On l'a appris aujourd'hui : l'Arabie saoudite autorise l'ouverture prochaine de salles de cinéma..

Le prince héritier Mohammed ben Salmane met en marche son plan de réformes économiques et sociales
Le prince héritier Mohammed ben Salmane met en marche son plan de réformes économiques et sociales © AFP / FAYEZ NURELDINE

C'est une première depuis 35 ans ! Depuis 1979 exactement, date à laquelle les dernières salles de cinéma ont été fermées au cour d'une vague de puritanisme dont le royaume wahhabite a le secret. 1979, Cela ne vous rappelle rien ?
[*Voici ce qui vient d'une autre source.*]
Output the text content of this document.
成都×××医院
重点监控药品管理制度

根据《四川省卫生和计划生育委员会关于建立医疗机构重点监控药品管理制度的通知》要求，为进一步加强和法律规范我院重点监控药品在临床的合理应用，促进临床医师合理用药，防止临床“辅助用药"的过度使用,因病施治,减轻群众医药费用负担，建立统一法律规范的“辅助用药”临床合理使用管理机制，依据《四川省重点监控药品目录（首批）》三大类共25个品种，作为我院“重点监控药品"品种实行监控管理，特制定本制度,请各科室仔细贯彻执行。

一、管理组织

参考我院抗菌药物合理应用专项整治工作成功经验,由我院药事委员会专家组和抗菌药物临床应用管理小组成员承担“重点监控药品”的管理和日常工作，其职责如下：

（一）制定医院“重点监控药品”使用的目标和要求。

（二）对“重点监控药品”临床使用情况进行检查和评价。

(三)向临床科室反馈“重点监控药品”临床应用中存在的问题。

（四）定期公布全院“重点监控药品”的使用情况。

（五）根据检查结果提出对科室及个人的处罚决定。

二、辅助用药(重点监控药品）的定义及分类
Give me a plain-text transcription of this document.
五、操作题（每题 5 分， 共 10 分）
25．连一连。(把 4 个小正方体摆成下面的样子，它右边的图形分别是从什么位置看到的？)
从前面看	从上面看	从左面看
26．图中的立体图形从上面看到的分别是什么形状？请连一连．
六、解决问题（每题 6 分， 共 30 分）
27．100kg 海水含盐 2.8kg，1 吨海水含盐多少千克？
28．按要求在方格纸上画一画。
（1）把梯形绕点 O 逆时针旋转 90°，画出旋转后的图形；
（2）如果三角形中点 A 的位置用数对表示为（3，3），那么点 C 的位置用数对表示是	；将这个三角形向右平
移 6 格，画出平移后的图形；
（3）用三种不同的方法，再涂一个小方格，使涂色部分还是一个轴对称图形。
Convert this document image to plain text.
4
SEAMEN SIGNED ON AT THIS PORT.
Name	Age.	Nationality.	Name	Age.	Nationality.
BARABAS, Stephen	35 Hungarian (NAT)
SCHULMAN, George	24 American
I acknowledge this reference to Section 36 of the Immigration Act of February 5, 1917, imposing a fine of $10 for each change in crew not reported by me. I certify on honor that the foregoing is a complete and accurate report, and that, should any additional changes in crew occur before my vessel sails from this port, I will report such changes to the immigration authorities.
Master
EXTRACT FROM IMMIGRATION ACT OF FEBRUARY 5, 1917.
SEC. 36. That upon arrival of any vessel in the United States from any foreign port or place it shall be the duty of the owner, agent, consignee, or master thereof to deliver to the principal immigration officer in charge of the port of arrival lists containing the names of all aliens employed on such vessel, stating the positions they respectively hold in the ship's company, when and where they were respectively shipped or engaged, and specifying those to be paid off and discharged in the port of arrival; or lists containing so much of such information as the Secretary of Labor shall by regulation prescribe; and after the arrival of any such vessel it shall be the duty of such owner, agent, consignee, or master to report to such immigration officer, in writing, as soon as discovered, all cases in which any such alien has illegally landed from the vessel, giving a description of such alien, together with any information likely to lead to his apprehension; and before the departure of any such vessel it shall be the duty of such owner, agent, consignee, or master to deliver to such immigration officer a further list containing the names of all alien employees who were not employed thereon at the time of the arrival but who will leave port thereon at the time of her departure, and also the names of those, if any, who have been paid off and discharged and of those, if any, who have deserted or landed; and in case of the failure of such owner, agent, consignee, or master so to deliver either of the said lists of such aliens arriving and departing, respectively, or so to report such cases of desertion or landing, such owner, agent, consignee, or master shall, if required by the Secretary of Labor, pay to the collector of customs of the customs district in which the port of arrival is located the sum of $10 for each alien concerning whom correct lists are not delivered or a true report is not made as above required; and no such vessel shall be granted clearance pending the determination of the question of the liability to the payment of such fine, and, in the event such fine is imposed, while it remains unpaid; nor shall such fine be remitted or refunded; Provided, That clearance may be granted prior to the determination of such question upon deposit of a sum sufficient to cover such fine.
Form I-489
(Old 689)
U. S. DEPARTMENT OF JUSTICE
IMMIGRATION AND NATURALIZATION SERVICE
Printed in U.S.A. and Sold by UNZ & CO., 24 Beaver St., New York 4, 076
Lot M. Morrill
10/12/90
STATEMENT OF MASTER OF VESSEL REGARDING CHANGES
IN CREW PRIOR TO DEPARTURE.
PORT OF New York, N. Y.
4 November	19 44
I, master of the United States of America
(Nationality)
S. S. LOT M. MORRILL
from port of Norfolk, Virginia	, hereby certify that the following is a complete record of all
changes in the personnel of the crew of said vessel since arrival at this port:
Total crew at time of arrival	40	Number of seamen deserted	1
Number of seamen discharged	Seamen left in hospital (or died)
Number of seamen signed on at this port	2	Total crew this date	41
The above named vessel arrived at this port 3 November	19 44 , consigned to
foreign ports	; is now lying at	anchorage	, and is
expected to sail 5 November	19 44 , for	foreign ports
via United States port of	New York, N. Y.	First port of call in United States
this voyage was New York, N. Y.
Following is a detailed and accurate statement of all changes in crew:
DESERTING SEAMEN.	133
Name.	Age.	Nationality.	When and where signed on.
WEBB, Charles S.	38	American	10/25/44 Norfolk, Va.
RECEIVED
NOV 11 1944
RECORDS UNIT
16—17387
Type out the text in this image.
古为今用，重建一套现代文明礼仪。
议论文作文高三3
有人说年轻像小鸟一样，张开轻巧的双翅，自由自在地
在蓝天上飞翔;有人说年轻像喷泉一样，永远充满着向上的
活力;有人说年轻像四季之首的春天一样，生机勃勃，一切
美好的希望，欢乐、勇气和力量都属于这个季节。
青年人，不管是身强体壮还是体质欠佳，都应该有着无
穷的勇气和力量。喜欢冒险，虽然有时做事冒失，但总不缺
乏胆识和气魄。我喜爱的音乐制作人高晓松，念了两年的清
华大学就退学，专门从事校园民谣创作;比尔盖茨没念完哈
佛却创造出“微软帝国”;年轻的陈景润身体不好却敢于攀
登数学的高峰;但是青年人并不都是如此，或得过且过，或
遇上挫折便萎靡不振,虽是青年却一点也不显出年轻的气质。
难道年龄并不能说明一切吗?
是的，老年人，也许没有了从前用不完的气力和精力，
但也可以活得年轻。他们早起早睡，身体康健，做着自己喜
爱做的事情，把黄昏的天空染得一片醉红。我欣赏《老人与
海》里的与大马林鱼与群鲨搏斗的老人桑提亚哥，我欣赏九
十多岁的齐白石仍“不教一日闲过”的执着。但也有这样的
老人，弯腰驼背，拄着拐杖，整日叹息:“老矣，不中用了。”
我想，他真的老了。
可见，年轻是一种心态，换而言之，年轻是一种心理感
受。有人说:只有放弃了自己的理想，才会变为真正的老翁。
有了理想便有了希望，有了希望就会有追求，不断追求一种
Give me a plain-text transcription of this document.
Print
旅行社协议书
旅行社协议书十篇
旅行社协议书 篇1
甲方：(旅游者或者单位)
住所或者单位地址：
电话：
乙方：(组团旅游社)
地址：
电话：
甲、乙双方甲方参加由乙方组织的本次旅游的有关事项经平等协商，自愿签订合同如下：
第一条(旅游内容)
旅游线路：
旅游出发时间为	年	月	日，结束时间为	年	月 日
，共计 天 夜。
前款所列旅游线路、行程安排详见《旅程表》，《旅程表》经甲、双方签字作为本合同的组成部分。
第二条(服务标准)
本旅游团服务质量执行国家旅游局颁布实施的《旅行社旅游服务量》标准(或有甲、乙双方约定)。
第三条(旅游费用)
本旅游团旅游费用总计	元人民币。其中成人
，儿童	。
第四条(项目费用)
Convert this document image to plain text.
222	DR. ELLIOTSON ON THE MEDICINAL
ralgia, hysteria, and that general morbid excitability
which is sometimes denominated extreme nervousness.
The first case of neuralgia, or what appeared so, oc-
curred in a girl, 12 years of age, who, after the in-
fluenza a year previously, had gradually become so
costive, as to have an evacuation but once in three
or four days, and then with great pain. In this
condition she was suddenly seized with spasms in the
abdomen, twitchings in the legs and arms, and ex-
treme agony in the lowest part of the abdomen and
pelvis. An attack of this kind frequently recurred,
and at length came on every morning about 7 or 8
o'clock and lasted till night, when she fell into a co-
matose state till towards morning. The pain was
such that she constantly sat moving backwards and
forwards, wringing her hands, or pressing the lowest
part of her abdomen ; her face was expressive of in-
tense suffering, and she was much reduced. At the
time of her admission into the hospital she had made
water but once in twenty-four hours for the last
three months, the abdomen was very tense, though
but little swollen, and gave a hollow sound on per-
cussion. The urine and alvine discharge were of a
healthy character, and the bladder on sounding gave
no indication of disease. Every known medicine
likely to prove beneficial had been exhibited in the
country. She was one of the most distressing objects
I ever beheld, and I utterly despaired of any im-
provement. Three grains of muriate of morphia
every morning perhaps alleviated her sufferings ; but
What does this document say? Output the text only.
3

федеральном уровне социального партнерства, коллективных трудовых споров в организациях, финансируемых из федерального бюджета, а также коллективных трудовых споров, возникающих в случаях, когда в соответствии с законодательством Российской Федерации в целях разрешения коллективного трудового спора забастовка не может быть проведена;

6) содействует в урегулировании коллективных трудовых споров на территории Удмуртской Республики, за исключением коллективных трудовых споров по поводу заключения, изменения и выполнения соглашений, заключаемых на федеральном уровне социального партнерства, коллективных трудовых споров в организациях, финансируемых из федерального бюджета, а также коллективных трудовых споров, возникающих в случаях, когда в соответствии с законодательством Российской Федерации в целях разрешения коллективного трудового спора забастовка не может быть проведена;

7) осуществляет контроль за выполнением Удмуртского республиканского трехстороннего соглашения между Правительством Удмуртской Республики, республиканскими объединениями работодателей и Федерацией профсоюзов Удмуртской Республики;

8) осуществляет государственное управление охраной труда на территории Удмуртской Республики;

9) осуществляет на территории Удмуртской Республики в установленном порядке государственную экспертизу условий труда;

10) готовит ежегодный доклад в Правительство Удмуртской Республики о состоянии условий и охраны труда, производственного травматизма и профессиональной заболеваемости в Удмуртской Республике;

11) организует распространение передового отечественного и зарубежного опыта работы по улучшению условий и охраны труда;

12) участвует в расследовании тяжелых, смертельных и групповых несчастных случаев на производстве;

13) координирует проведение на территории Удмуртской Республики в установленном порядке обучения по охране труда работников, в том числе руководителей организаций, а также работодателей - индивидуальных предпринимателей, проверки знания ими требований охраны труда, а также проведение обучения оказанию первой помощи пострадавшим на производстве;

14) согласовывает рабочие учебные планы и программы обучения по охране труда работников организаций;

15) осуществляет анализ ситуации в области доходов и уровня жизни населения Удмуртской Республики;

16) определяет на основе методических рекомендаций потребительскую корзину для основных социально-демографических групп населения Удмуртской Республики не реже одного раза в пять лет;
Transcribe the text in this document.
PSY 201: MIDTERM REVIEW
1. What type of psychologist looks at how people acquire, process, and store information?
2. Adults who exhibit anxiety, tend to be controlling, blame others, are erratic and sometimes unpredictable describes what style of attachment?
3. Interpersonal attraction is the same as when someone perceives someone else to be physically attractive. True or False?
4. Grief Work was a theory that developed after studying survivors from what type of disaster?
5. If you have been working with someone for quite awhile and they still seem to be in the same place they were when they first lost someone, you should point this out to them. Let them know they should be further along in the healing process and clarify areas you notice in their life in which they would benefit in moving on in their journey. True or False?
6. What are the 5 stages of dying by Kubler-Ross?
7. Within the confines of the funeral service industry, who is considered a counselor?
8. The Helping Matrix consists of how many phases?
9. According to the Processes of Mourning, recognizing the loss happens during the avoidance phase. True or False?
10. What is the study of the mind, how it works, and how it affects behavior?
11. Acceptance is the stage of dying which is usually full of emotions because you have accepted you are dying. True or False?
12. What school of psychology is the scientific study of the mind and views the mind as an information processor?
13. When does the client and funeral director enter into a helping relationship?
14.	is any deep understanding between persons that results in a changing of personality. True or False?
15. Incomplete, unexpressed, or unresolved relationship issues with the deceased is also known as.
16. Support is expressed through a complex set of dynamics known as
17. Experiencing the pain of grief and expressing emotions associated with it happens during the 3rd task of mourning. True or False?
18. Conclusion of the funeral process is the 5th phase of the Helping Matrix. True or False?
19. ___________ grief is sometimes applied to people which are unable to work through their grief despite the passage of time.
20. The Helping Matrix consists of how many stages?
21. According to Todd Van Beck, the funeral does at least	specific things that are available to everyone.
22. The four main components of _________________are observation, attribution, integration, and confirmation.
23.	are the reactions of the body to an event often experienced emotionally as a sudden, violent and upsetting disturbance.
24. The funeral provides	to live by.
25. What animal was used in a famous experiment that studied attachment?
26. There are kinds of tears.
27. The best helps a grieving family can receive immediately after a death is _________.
C'est l'année de la révolution iranienne. L'année où Khomeini a renversé le régime policier du Shah en l'accusant notamment de corruption des mœurs. En lieu et place d'une monarchie des religieux ont instauré une république, islamique de surcroit !

Un cauchemar pour les Saoudiens qui ont immédiatement réagi comme le « monsieur plus » de la publicité : les Iraniens instaurent une république islamique ? Eh bien, nous ferons encore plus sourcilleux et puritains ! D'où la fermeture des cinémas.

35 ans plus tard, toujours avec la même obsession iranienne en tête, le pouvoir saoudien décide donc d'accorder royalement à son bon peuple ébaubi la grâce de quelques salles de cinéma. Et le monde entier reprend cette nouvelle comme un signe d'ouverture.

D'abord, entrons dans le détail : que pourront voir les Saoudiens dans ces salles – je le prédis d'avance – d'un luxe tapageur. On a déjà une vague idée et regardant tout simplement la liste des films diffusés par la compagnie aérienne nationale.

Par qu'évidemment – hypocrisie quand tu nous tiens – l'interdiction religieuses des salles de cinéma ne s'applique pas aux avions. En résumé : toute la violence que vous voulez mais pas un baiser, pas une épaule dénudée, l'alcool flouté et la promiscuité interdite.

Il reste... Les trois volets de la Planète des Singes par exemple. Autrement dit, les films diffusés par les salles saoudiennes devront passer l'étape redoutable de la censure islamique locale. Il ne va pas rester grand chose, ça aussi je peux le prédire.

D'autant que les Saoudiens sont déjà passés à autre chose : c'est le peuple au monde le plus connecté à Internet et le plus gros utilisateurs de réseaux sociaux. Autant dire qu'ils n'ignorent rien des plateformes internet de cinéma ou tout bêtement du streaming.

En fait, cette annonce a deux buts. Le premier, c'est rabattre le caquet des religieux du pays. Leur rappeler qui décide. Le grand mufti d'Arabie saoudite, il y a quelques mois à peine, avait expliqué que les films commerciaux était une source de « dépravation ».

De plus, le prince héritier Mohammed ben Salman, n'a pas oublié les religieux dans la vague d'arrestations du mois dernier. Y compris des religieux qui réclamaient une plus grande ouverture du régime mais surtout une démocratisation politique.

En clair, le prince héritier fait passer auprès des religieux deux messages : c'est moi qui décide ce qui est halal ou non et restez dans votre domaine, n'allez pas mettre votre nez dans les affaires politiques du royaume.

Enfin, il y a un message à la société saoudienne dans son ensemble : patientez encore un peu, je n'en suis qu'au début. Enfin, un message aux Iraniens : ce qui est moderne se passe de ce côté-ci du golfe persique.. ; Pardon du golfe arabique.

En fait, c'est une vieille histoire que cette volonté de flatter le peuple en lui donnant des os à ronger. C'est même vieux comme l'empire romain : panem et circenses ! Du pain et des jeux... D'un côté, le prince héritier a raison de s'inquiéter :

La population saoudienne est très jeune, très éduquée et très frustrée. De l'autre, je ne suis pas certain que quelques salles de cinéma et quelques permis de conduire accordés aux femmes suffiront à calmer à terme tant de frustration accumulées.